D’ailleurs, les autorités chinoises ont publié « une série de lignes directrices sur l’imposition de sanctions pénales aux séparatistes irréductibles de l’indépendance de Taiwan pour avoir mené ou incité à la sécession, autorisant la peine de mort et un procès par contumace dans les affaires concernées ».

Le document précise « les circonstances clairement définies dans lesquelles un nombre très limité de séparatistes irréductibles de l’indépendance de Taiwan, par des actes tels que l’organisation, le complot ou la mise en œuvre de plans d’indépendance de jure, ou la recherche de l’indépendance en s’appuyant sur un soutien étranger ou par la force, doivent être tenus pour pénalement responsables ».

Il stipule également que « ceux ayant été découverts d’être en collusion avec une institution, une organisation ou un individu étranger ou d’outre-mer pour commettre de tels crimes, doivent se voir infliger une peine plus sévère ».

Selon l’article 6 du document, les personnes qui commettent le crime de division de l’Etat peuvent être condamnées à mort, si le crime cause un préjudice particulièrement grave à l’Etat et au peuple ou si les circonstances sont particulièrement graves.

Selon un conseiller en sécurité du Parti communiste chinois, interrogé par l’Agence France Presse, ces nouvelles règles visent à faire peser une épée de Damoclès sur les séparatistes taïwanais.

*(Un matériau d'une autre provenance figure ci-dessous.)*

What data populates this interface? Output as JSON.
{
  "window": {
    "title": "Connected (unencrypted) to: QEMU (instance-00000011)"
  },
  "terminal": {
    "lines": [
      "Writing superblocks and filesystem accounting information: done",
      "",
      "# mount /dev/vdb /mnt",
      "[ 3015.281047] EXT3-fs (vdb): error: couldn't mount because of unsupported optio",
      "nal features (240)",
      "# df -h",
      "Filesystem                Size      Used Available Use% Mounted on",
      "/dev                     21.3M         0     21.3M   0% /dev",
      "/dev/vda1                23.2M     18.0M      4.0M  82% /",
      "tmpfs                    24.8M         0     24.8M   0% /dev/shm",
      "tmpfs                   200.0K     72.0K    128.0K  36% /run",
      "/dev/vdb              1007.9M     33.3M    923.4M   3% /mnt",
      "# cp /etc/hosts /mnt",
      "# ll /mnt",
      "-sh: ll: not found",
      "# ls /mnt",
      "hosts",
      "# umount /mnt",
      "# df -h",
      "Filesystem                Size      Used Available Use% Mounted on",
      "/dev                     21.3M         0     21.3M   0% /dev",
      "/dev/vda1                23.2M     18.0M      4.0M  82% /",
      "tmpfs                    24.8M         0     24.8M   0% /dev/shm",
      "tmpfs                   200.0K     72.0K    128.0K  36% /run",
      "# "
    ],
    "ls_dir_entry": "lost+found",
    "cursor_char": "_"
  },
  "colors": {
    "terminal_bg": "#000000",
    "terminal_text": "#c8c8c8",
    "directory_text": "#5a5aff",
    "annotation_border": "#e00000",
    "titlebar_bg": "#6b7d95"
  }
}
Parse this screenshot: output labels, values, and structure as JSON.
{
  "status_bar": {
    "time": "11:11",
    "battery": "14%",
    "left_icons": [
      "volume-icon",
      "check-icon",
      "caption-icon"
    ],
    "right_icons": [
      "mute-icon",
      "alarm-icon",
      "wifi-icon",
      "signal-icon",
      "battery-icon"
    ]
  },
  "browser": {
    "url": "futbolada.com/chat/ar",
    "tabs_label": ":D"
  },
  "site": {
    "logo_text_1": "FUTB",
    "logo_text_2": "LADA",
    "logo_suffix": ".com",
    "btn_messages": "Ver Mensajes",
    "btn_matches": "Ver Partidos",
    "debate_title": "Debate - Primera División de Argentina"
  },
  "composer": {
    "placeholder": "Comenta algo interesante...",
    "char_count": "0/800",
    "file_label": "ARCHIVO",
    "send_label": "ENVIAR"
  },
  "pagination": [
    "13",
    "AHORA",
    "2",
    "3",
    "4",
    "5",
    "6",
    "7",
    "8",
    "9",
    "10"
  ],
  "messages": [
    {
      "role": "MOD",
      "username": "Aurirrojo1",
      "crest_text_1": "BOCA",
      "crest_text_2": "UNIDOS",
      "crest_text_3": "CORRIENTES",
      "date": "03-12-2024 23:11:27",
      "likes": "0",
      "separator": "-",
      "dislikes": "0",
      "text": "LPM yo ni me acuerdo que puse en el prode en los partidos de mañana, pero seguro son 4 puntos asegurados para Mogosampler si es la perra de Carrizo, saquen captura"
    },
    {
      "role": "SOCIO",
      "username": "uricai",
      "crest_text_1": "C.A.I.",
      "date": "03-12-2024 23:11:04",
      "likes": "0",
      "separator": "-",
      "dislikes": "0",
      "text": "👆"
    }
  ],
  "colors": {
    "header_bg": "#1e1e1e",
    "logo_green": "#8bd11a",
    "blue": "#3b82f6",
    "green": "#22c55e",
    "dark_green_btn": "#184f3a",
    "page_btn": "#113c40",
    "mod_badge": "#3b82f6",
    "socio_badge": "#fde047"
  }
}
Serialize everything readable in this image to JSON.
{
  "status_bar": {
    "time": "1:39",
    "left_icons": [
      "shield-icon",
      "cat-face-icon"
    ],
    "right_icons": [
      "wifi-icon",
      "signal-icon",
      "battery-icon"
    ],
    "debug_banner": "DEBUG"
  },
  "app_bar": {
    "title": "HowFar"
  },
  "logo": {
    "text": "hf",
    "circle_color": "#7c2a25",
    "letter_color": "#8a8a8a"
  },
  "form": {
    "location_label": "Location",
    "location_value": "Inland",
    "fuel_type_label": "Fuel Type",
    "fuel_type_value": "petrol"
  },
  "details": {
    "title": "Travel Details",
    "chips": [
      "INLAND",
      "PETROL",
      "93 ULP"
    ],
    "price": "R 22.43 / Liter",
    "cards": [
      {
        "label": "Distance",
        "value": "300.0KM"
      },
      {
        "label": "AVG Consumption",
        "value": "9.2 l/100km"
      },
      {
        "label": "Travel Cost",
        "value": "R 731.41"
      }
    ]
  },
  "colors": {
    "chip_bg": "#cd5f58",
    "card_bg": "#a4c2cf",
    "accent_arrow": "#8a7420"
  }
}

Cependant, cette menace apparaît essentiellement symbolique, la Chine n’ayant en pratique aucun pouvoir juridique sur Taïwan.

Taïwan réagit

« La démocratie n’est pas un crime, c’est l’autocratie qui en est un », a déclaré le dirigeant Lai Ching-te, le 24 juin à Taipei, suite aux menaces de la Chine de requérir la peine de mort contre ce qu’elles appellent « les indépendantistes taïwanais les plus acharnés ».

« La Chine n’a ni le droit ni le pouvoir d’engager des poursuites contre des citoyens taïwanais simplement en raison de leurs opinions », a déclaré le chef de l’Etat. « Selon la logique chinoise, ne pas soutenir l’unification revient à soutenir l’indépendance de Taiwan, et ce que l’on soit pour Taiwan, pour la République de Chine ou pour Taiwan, la République de Chine », a-t-il relevé.

Lai Ching-te a appelé Pékin à accepter l’existence de la République de Chine et à s’engager dans des échanges avec le gouvernement démocratiquement élu par le peuple taïwanais.

Dans un communiqué publié le 21 juin, le ministère des Affaires continentales a souligné que les 23 millions de citoyens taïwanais jouissent des droits et libertés garanties par la Constitution de la République de Chine, et que les autorités de Pékin n’ont absolument aucune juridiction sur Taiwan.

« Le gouvernement appelle la population du pays à ne pas se laisser menacer ou intimider par le Parti communiste chinois », a-t-il ajouté.

De son côté, le ministère taiwanais des Affaires étrangères a estimé sur la plateforme X le 23 juin que « la menace de la Chine de requérir la peine de mort contre les séparatistes taïwanais les plus acharnés met en évidence un recours dangereux à la guerre juridique ».

« Les démocraties doivent s’opposer à la coercition menée par Pékin et à l’utilisation injustifiée de lois nationales pour changer le statu quo régional », a-t-il insisté.